Court Opinion

ID: 3074180
Source: CourtListenerOpinion
Date Created: 2015-10-16 00:59:53.893713+00
Date Added: 2024-06-11T12:53:29.620889
License: Public Domain

Opinion issued May 19, 2015

                                      In The

                               Court of Appeals
                                      For The

                          First District of Texas
                            ————————————
                               NO. 01-14-00154-CR
                            ———————————
             SHERACASHA LYEADEE DARTHARD, Appellant
                                         V.
                       THE STATE OF TEXAS, Appellee

                    On Appeal from the 176th District Court
                            Harris County, Texas
                        Trial Court Case No. 1341688

                          MEMORANDUM OPINION

      Pursuant to an agreement with the State, appellant, Sheracasha Lyeadee

Darthard, pleaded guilty to the offense of murder.1 The trial court accepted the plea

1
      See TEX. PENAL CODE ANN. § 19.02 (Vernon 2011).
agreement, assessed appellant’s punishment at confinement for forty-five years,

and certified that this is a plea-bargained case and she has no right of appeal.

Appellant filed a pro se notice of appeal.
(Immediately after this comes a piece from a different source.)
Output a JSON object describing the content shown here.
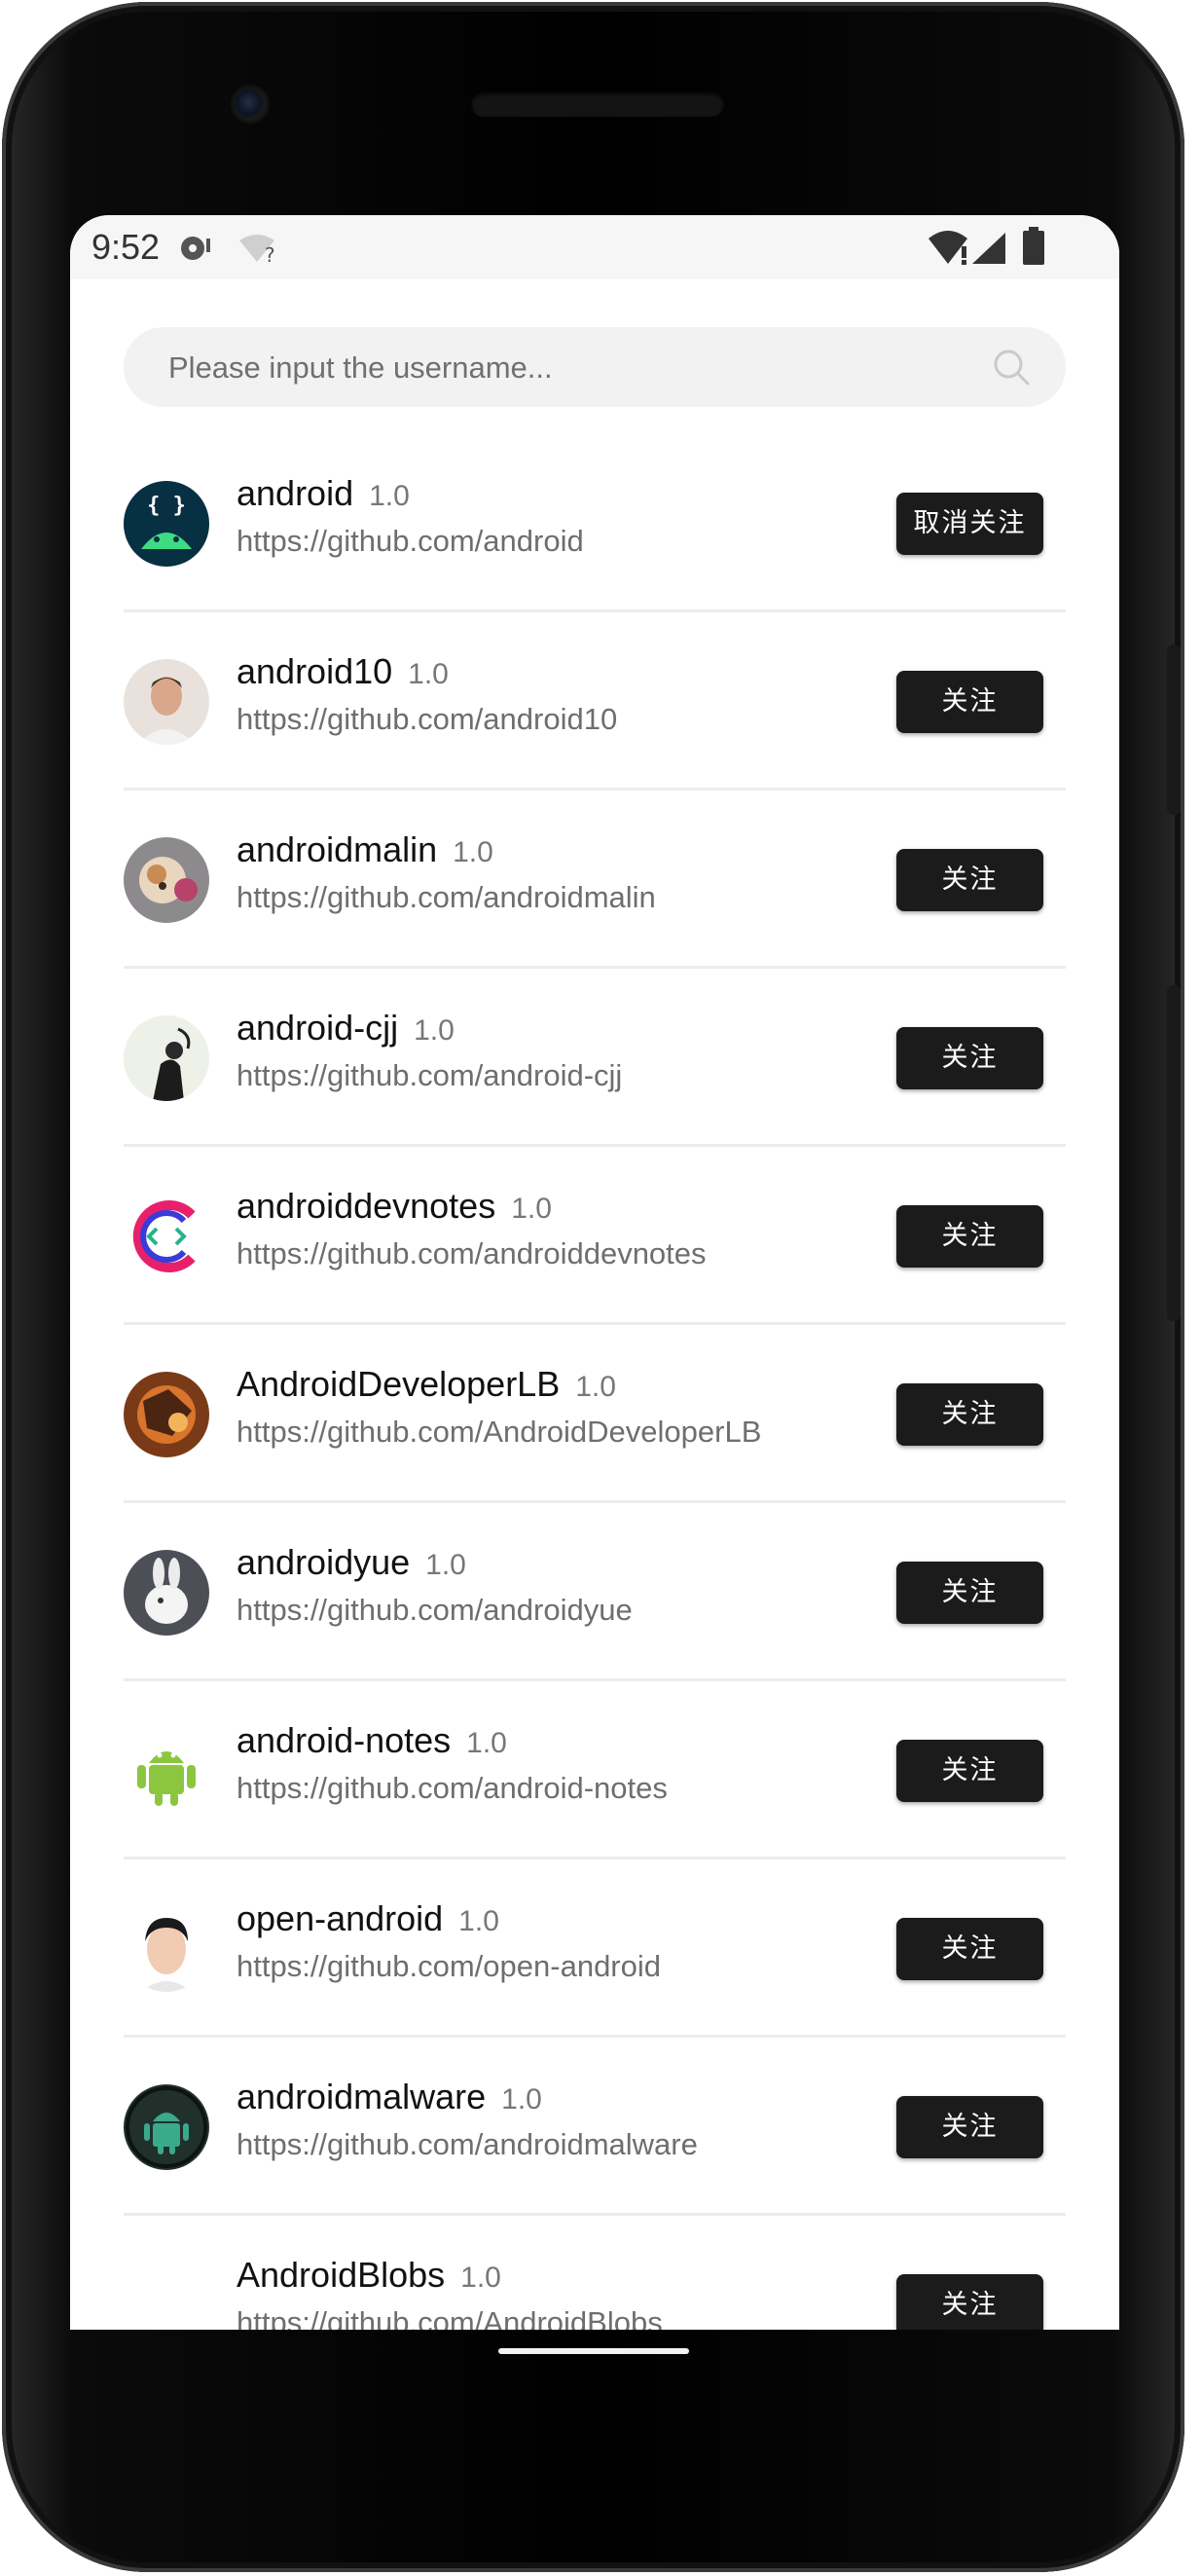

We dismiss the appeal.

      In a plea-bargained case, a defendant may appeal only those matters that

were raised by written motion and ruled on before trial or after obtaining the trial

court’s permission to appeal. TEX. CODE CRIM. PROC. ANN. art. 44.02 (Vernon

2006); TEX. R. APP. P. 25.2(a)(2). An appeal must be dismissed if a certification

showing that the defendant has a right of appeal has not been made part of the

record. TEX. R. APP. P. 25.2(d).

      Here, the trial court’s certification is included in the record and states that

this is a plea-bargained case and appellant has no right of appeal. See TEX. R. APP.
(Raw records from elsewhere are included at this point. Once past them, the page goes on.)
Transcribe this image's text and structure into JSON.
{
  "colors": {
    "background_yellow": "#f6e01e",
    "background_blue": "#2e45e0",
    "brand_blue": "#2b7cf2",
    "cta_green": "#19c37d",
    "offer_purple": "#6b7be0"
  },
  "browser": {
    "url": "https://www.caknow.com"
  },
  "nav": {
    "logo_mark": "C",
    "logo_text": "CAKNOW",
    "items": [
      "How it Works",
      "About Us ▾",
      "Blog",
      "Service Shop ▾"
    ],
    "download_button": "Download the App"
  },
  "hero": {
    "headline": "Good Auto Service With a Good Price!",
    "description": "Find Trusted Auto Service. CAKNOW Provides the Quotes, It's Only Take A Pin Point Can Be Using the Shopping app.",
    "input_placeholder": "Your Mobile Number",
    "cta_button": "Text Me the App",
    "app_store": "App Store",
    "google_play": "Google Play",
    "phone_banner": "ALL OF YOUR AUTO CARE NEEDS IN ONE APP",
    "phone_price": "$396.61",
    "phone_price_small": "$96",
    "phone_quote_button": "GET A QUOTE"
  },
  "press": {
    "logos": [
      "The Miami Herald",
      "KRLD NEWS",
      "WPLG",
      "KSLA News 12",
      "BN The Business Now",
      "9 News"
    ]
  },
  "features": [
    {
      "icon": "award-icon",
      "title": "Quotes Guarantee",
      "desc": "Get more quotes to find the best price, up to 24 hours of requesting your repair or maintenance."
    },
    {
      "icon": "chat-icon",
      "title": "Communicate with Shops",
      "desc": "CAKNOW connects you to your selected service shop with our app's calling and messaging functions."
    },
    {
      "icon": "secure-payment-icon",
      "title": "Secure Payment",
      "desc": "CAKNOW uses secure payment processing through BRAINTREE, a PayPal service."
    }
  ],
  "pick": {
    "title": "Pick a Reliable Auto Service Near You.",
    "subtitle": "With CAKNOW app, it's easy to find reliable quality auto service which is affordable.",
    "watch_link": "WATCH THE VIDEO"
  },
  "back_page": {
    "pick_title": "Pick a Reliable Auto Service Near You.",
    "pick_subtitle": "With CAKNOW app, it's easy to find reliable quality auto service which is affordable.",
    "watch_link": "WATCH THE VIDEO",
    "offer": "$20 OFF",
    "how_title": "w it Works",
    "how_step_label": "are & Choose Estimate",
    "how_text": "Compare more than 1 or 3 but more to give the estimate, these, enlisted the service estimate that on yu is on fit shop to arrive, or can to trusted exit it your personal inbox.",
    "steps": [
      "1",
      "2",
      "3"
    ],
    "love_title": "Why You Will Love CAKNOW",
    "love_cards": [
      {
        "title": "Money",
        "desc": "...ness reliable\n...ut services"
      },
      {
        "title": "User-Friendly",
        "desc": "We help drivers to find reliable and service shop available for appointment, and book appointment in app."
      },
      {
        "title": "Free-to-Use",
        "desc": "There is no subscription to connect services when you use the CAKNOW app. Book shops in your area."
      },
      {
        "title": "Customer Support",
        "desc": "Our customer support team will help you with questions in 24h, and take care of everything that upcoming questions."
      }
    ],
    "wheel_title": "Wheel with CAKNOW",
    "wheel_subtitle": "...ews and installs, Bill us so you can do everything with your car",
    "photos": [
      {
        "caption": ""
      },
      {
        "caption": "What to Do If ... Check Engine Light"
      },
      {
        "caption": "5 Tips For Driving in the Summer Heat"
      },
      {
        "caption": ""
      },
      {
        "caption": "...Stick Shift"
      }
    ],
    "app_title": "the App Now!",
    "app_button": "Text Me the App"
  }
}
P. 25.2(a)(2). The record supports the trial court’s certification. See Dears v. State,

154 S.W.3d 610, 615 (Tex. Crim. App. 2005). Appellant’s notice of appeal

suggests that the basis of her appeal is that her guilty plea was not voluntary.

Appellant, however, cannot raise the voluntariness of her plea as an issue on direct

appeal. See TEX. CODE CRIM. PROC. ANN. art. 44.02 (Vernon 2006); Woods v.

State¸ 108 S.W.3d 314, 316 & n.6 (Tex. Crim. App. 2003); Cooper v. State, 45
S.W.3d 77, 77-82 (Tex. Crim. App. 2001). Because appellant has no right of

appeal, we must dismiss this appeal. See Chavez v. State, 183 S.W.3d 675, 680

(Tex. Crim. App. 2006) (“A court of appeals, while having jurisdiction to ascertain

                                          2
whether an appellant who plea-bargained is permitted to appeal by Rule 25.2(a)(2),

must dismiss a prohibited appeal without further action, regardless of the basis for

the appeal.”).

      Accordingly, we dismiss the appeal for want of jurisdiction. We dismiss all

pending motions as moot.

                                 PER CURIAM

Panel consists of Justices Jennings, Bland, and Brown.

Do not publish. TEX. R. APP. P. 47.2(b).